«On y va?» – «Pourquoi pas…» C'est le leitmotiv des survivants de la horde sauvage.C'est sur ces mots qu'ils décident de monter au barouf final, dont nul ne reviendra. Le Festival du film de Locarno donne l'occasion de voir et revoir sur grand écran La Horde sauvage, le plus formidable, le plus crépusculaire des westerns, car il dédie sa rétrospective à Sam Peckinpah (1926-1984).

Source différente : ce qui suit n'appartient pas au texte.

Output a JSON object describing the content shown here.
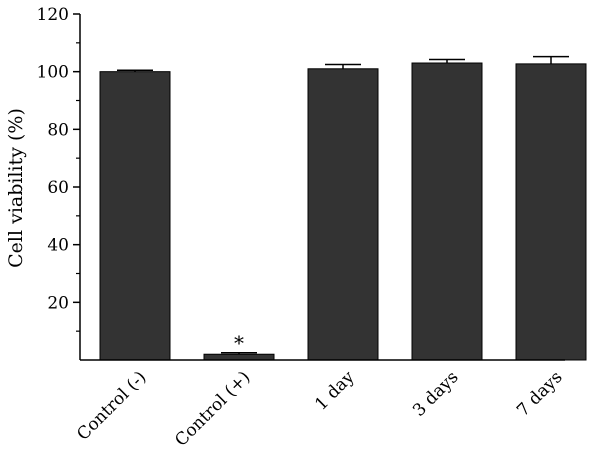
{
  "chart_data": {
    "type": "bar",
    "title": "",
    "xlabel": "",
    "ylabel": "Cell viability (%)",
    "ylim": [
      0,
      120
    ],
    "yticks": [
      20,
      40,
      60,
      80,
      100,
      120
    ],
    "categories": [
      "Control (-)",
      "Control (+)",
      "1 day",
      "3 days",
      "7 days"
    ],
    "values": [
      100,
      2,
      101,
      103,
      102.7
    ],
    "errors": [
      0.5,
      0.5,
      1.5,
      1.2,
      2.5
    ],
    "annotations": [
      {
        "category": "Control (+)",
        "text": "*"
      }
    ],
    "bar_color": "#333333",
    "grid": false,
    "legend": "none"
  }
}
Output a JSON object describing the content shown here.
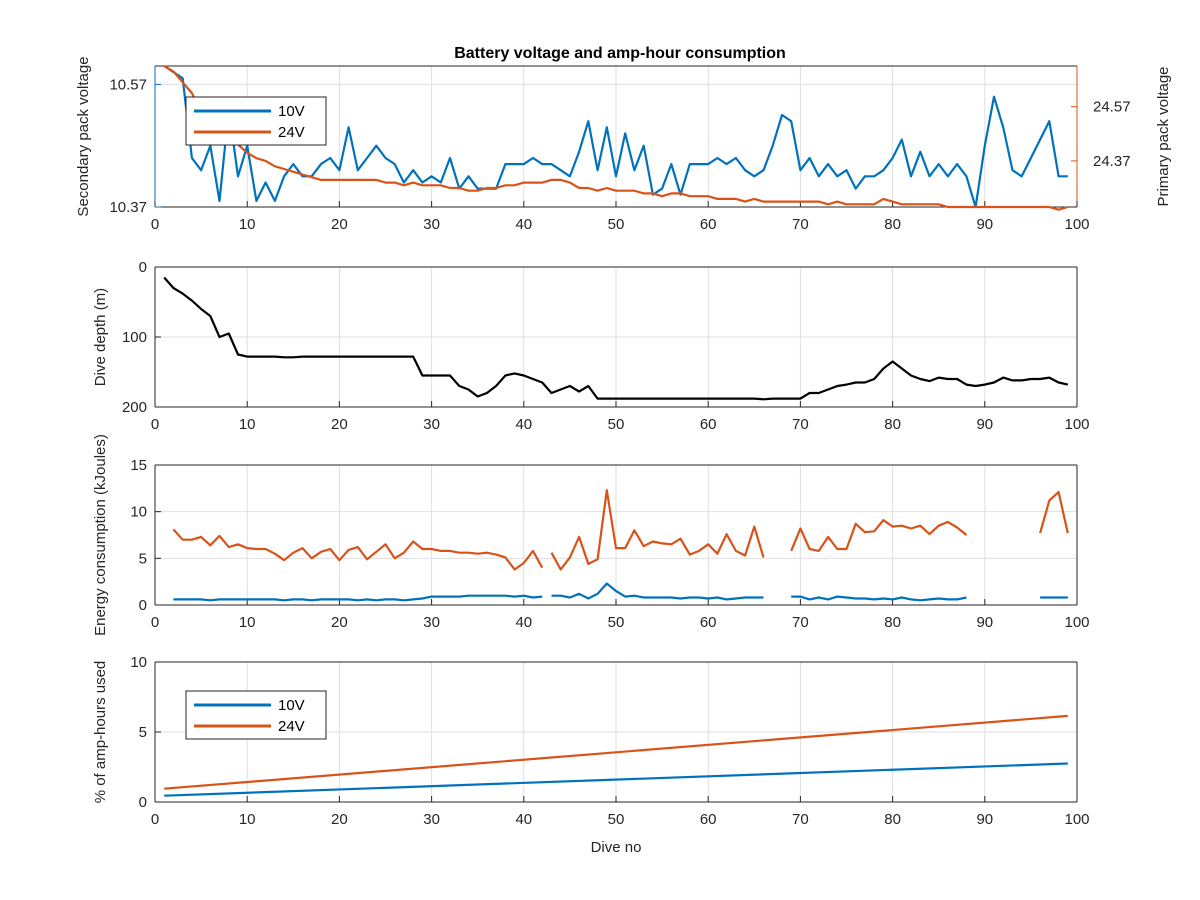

Ce descendant de chef indien a été un des maîtres du genre, dont il a assuré la transition entre l'idéalisme des années 50 et le réalisme des années 70. Avec Major Dundee, Un nommé Cable Hogue, Pat Garrett and Billy the Kid, il met en scène des perdants déclassés par les progrès de la modernité. La violence de son cinéma déborde du Far West avec Les Chiens de paille, Apportez-moi la tête d'Alfredo Garcia ou Osterman Week-end.

Hormis la Compétition, dont le détail est annoncé à la mi-juillet, la manifestation tessinoise accueille quelques grands noms du 7e art. Marco Bellocchio, qui, en 1965, présentait son premier film, Les Poings dans les poches, dans le jardin du Grand Hôtel vient sur la Piazza Grande recevoir un Léopard d'or, tandis qu'Edward Norton est récompensé du Prix d'excellence Moët & Chandon pour «avoir incarné des personnages aussi fascinants et complexes que l'époque que nous vivons», dixit Carlo Chatrian, directeur de la manifestation.

La treizième édition de la section Open Doors est consacrée à quatre pays du Maghreb: Algérie, Libye, Maroc et Tunisie. Une douzaine de films issus de ces quatre pays sont présentés et leurs auteurs mis en contact avec un réseau professionnel international. Quant à la cinquième édition de Carte blanche, elle est dédiée au cinéma israélien.

Alors, «on y va?» A Locarno? Cette question! Naturellement qu'on y va.